According to an assessment by the consulting company "Intelligent Analytics," only 7–10% of pilot projects that large businesses launched in 2025 reached industrial production. The sample included about 50 companies from IT, manufacturing, finance, public sector, transport, and logistics. The remaining initiatives by March 2026 were stuck in pilot phase, radically rebuilt, or halted.

This shows how difficult it is to translate beautiful demos with large language models, chatbots, and AI agents into a working corporate product. At the same time, market participants do not consider such conversion to be something sensational. Some projects are still in development and theoretically could reach production later.

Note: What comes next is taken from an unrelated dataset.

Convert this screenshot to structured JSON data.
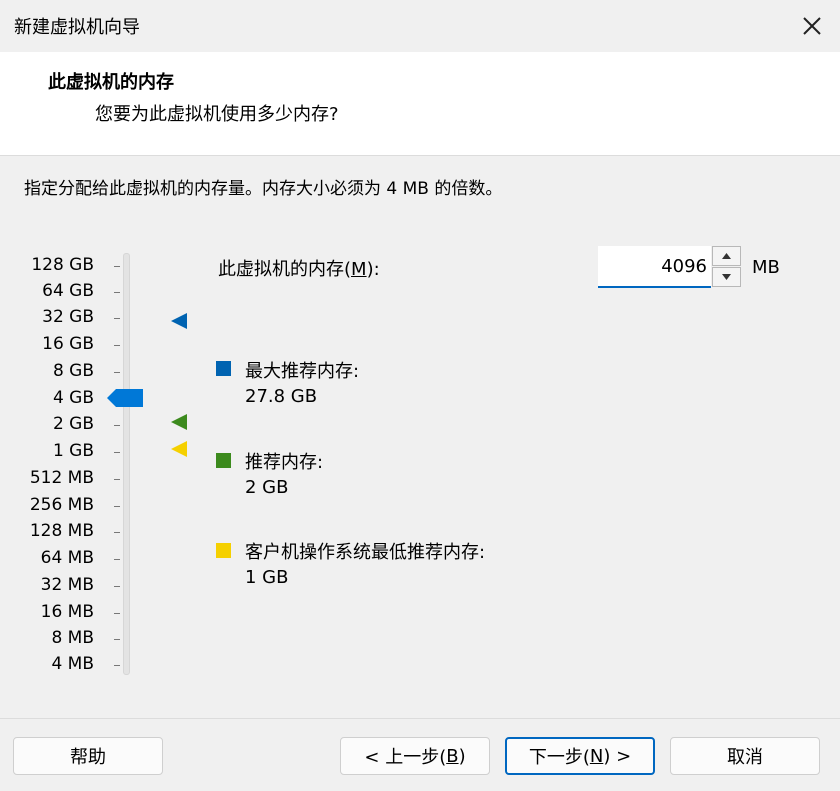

But the gap between the number of launches and actual implementations is already noticeable: in 2025, companies often pursued not the most useful scenarios, but those that gave a quick wow-effect for presentations and PR. When the integration phase, ROI measurement, and accountability for results arrived, many initiatives began to stall.

Where the economics break

About 30–40% of pilots, according to survey participants, were closed because they did not deliver the expected financial effect. The main problem turned out to be not the generative AI idea itself, but weak integration with the company's everyday processes. In many cases, models were not embedded in CRM, ERP, document management, and other corporate systems, so they remained a separate showcase rather than a working tool. As soon as the business tried to calculate time savings, reduced employee workload, or impact on revenue, the beautiful concept quickly lost credibility.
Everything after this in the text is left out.